My new daily food intake basically looks like this:
Morning – 2 scrambled eggs, steamed greens, orange juice, 2 slices high fiber toast
Afternoon – Fruit smoothie, soup, carrot-apple juice
Evening – Cheese quesadilla, steamed vegetables, avocado, seltzer
Snacks – Chocolate, nuts, sunflower seeds, probiotic yogurt drinks
Supplements – Probiotics, Fish oil
I’ve discovered I don’t enjoy eating bread nor do I like the way I feel afterwards, but I’m still strongly drawn to it. Weird. Same is true for the protein bars I used to eat every day – don’t like them anymore, still want to eat them. I had two beers out with friends Friday night. Never had any sense of a buzz but felt wickedly dehydrated the next day. Dehydration has been a big thing. I am acutely aware that I need to be drinking much more water than I am.
I had two minor allergic reactions the last two nights in a row. The first one I noticed after it took me forever to wake up yesterday (puffy eyes that did not want to open) and I felt the weird thing-caught-in-the-throat-thing in the shower. It didn’t turn into anything major and passed somewhat quickly. The second I noticed as I was falling asleep last night so I took a Benadryl and passed out.
Both nights I had chocolate almond milk (will I ever grow up?!) and organic crackers with peanut butter. The only thing I can fathom being allergic to in any of those things is Soy Lecithin but the interweb (I jest) tells me that doesn’t really happen because the hot-solvent extraction technique used to process it destroys all of the soy’s allergenic proteins. So do I now have a mild peanut or almond allergy? No words could describe how devastating a nut allergy would be to my taste buds and psyche. Much more so than the wine allergy ever was. But as usual, I’m left with no clear answer.

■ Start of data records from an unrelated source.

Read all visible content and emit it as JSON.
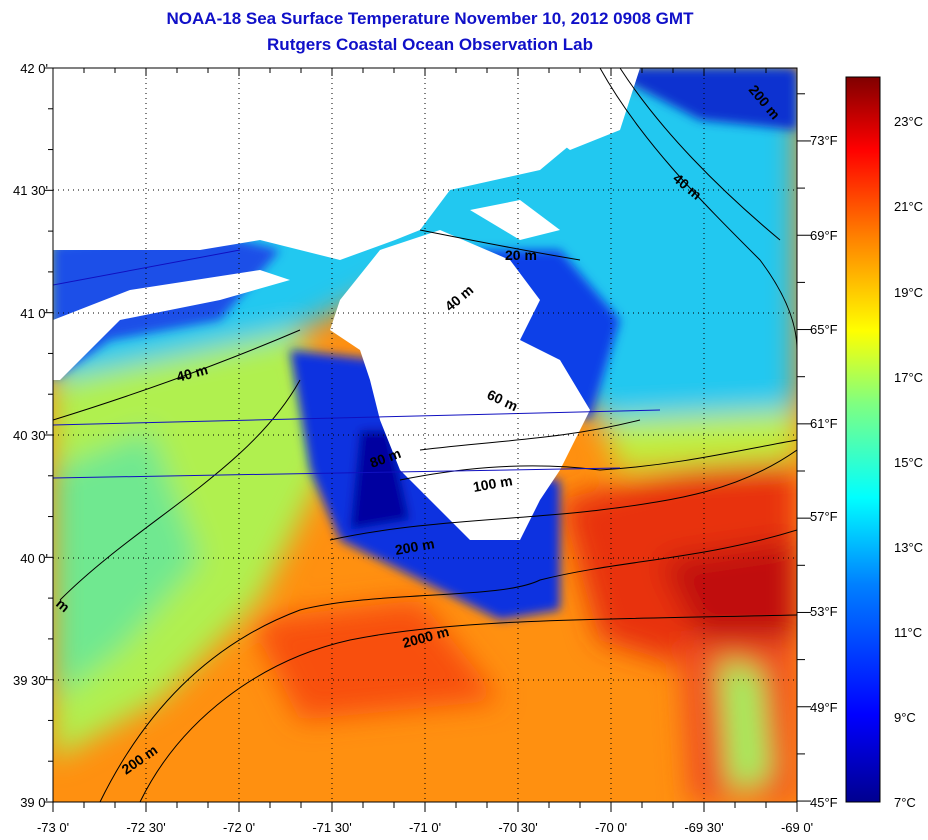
{
  "title": {
    "line1": "NOAA-18 Sea Surface Temperature November 10, 2012 0908 GMT",
    "line2": "Rutgers Coastal Ocean Observation Lab"
  },
  "map": {
    "lon_range": [
      -73,
      -69
    ],
    "lat_range": [
      39,
      42
    ],
    "lat_labels": [
      "42 0'",
      "41 30'",
      "41 0'",
      "40 30'",
      "40 0'",
      "39 30'",
      "39 0'"
    ],
    "lon_labels": [
      "-73 0'",
      "-72 30'",
      "-72 0'",
      "-71 30'",
      "-71 0'",
      "-70 30'",
      "-70 0'",
      "-69 30'",
      "-69 0'"
    ],
    "fahrenheit_labels": [
      "73°F",
      "69°F",
      "65°F",
      "61°F",
      "57°F",
      "53°F",
      "49°F",
      "45°F"
    ],
    "depth_labels": [
      "200 m",
      "40 m",
      "20 m",
      "40 m",
      "40 m",
      "60 m",
      "80 m",
      "100 m",
      "200 m",
      "2000 m",
      "200 m",
      "m"
    ],
    "land_color": "#ffffff",
    "coast_color": "#000000"
  },
  "colorbar": {
    "range_c": [
      7,
      24
    ],
    "labels": [
      "23°C",
      "21°C",
      "19°C",
      "17°C",
      "15°C",
      "13°C",
      "11°C",
      "9°C",
      "7°C"
    ],
    "colors": [
      "#800000",
      "#ff0000",
      "#ff8000",
      "#ffff00",
      "#80ff80",
      "#00ffff",
      "#0080ff",
      "#0000ff",
      "#00008f"
    ]
  }
}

I’ll just cut down on the almond milk and stop eating crackers.
At any rate, I think my body is telling me two things: don’t eat processed foods and don’t eat before bed. Then it’s wagging its finger at me and saying “Seriously. I mean come on, you know this already! Drink some tea and go to sleep.” Because I do know it and I’ve reached the point of no return. I have the knowledge so I can no longer ignore what I know to be true. My brain won’t let me. Thank you brain.
What else would you like to know? I gained back about seven pounds so I’m floating somewhere around 125 lbs. It’s a very comfortable weight for me so I hope I’m able to maintain it. The exercises my physical therapist friend gave me are continuing to help my sciatica and leg/hip immensely. I’m having more and more periods of very little to no pain and can feel my core muscles getting stronger each day. Thank you Sang.
The rest is just a mind game as is most of life it seems. On my good days I stick to my strict diet and I feel healthy and happy both physically and mentally. On my harder days when business gets hectic or I worry about money and where in the world my next boyfriend is hiding out, I eat some things I wish I hadn’t, feel sluggish and get a little depressed.
The difference between before and now is very important to recognize because I’m sure plenty of you read that last sentence and thought “Jenny no! Don’t get depressed because you ate a blueberry muffin! You’re beautiful and wonderful and you have to give yourself a break and you deserve chocolate and yadda yadda yadda!” I love you, but relax. The highs and lows are miniature now. There’s no more berating in the bathroom mirror and sulking wishing the world would go away.
The wave of life is a comfortable ride now. What would my dad say? “The winds are at 5 knots and we’re coasting along on a quiet sea. No gusts in the forecast.” He’d say, “There’s not even enough wind to sail so we’re taking the jib in and motoring home.” Can you tell I’ve been on his boat twice in 15 years? I’ve been terrified of waves my whole life.